I was pleasantly caught off guard by Ana Villalobos’ thought-provoking essay, “Mothering in Fear: How Living in an Insecure-Feeling World Affects Parenting.” Villalobos does an excellent job exploring the question: what mothering strategies do parents use in reaction to today’s perceived fear and risk-abundant environment? Villalobos shows that while some mothers have become overly protective, others have developed inoculating parenting behaviors—exposing their children to the risks of the world. While these parents have often been criticized as lacking an intense love and care for their children, Villalobos shows that just the opposite is true. These inoculating parents believe that by exposing their children to moderate, but manageable, risks they are better caring for their children by allowing them to learn how to navigate such a complex and dangerous world.
In “Brown Bodies, White Eggs,” Harrison touches on some very pertinent issues surrounding race and labor in matters of cross-racial gestational surrogacy, when the surrogate female giving birth is of a different race than the child she is carrying.

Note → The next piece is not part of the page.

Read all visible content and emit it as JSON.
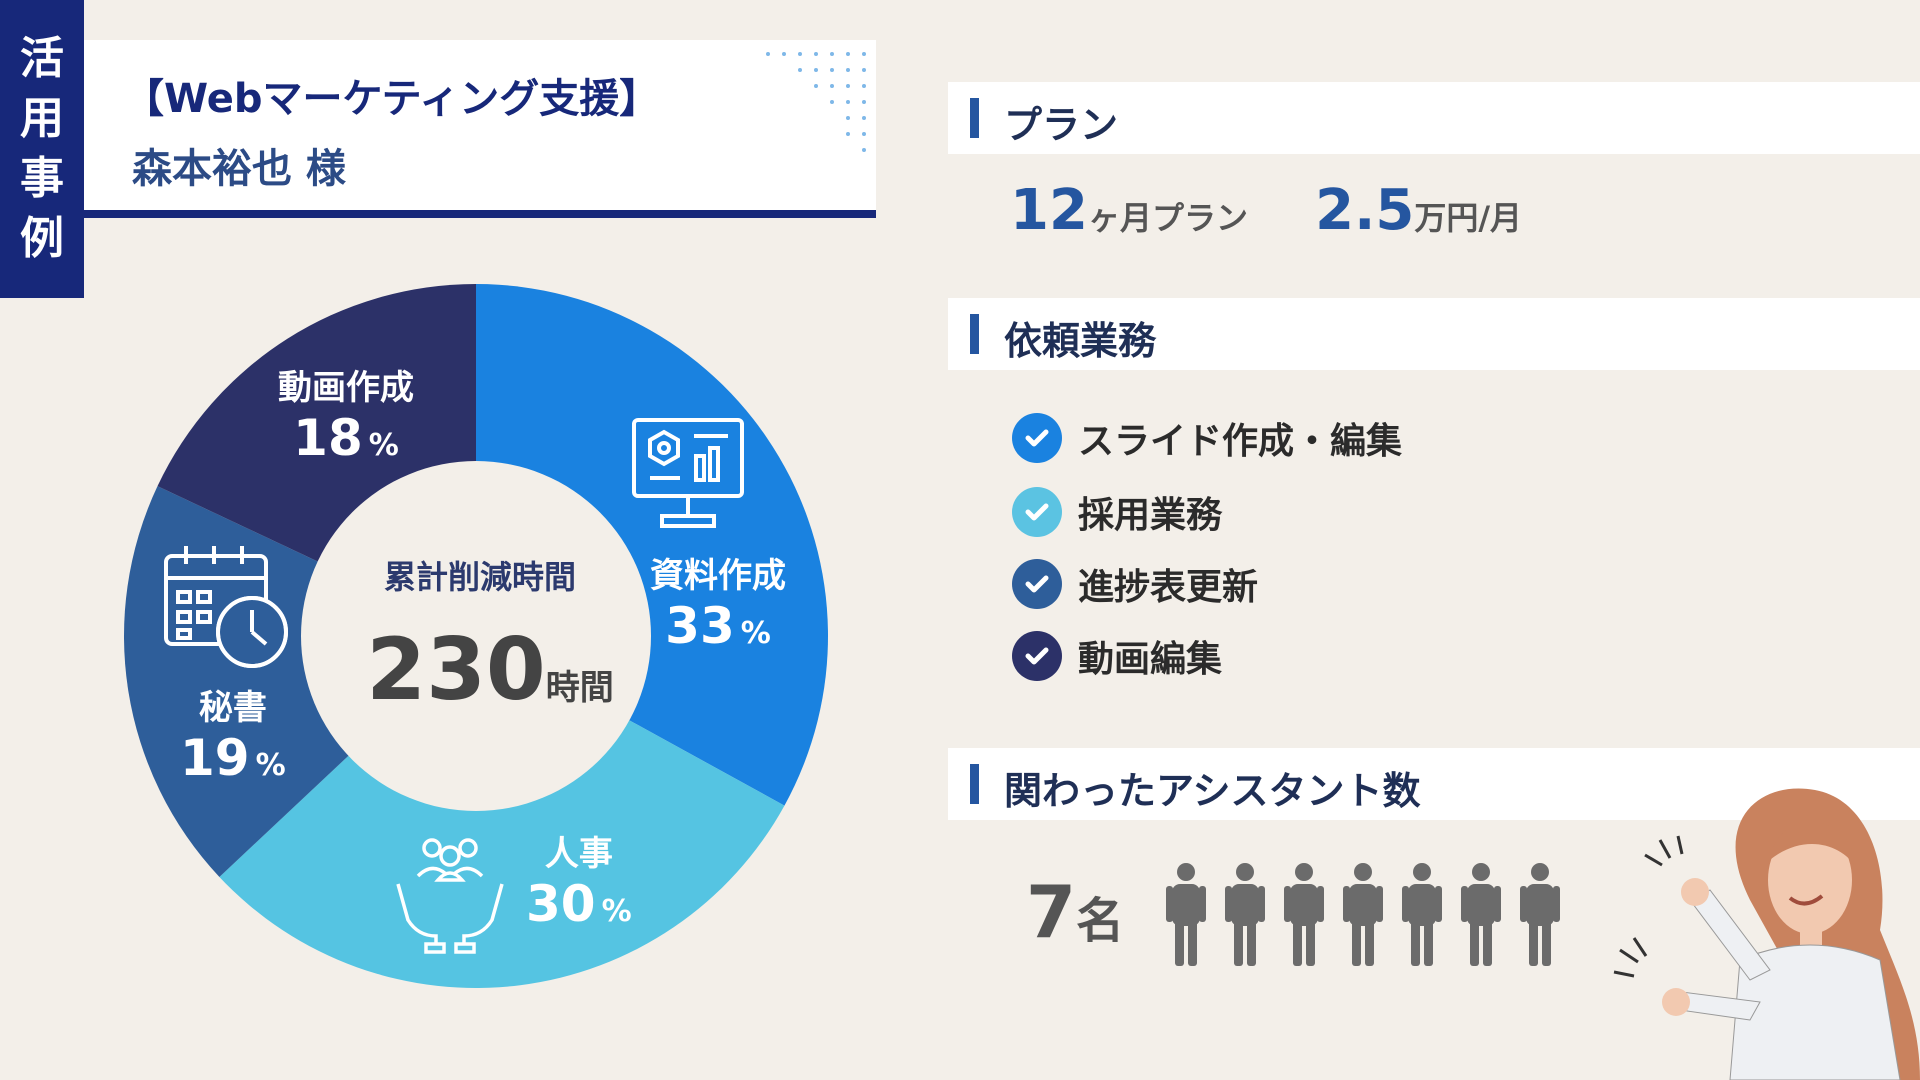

In her essay, Harrison proposes that while the inter-relations of people of different races in this process of birthing may seem to efface racialized gender hierarchies they actually do much more to enforce them.
Lastly, I was quite impressed with Rachel Epstien’s essay, “Queer Parenting in the New Millennium.” Toward the end of her essay, Epstien poignantly comes to the difficult question: how do queer parents obtain both the public recognition they desire as lovers and parents while at the same time persist in resisting the norm and questioning that which society sees as recognizable? In answer to this question, Epstien writes, “let our children learn that “sexuality and gender are varied, fluid, complex, messy, exciting, scary, fun and always changing.” Epstien here makes an excellent point. At the end of Twenty-first Century Motherhood however, it is easy to see that along with sexuality and gender, motherhood should also be taught as “varied, fluid, complex, messy, exciting, scary, fun, and always changing.”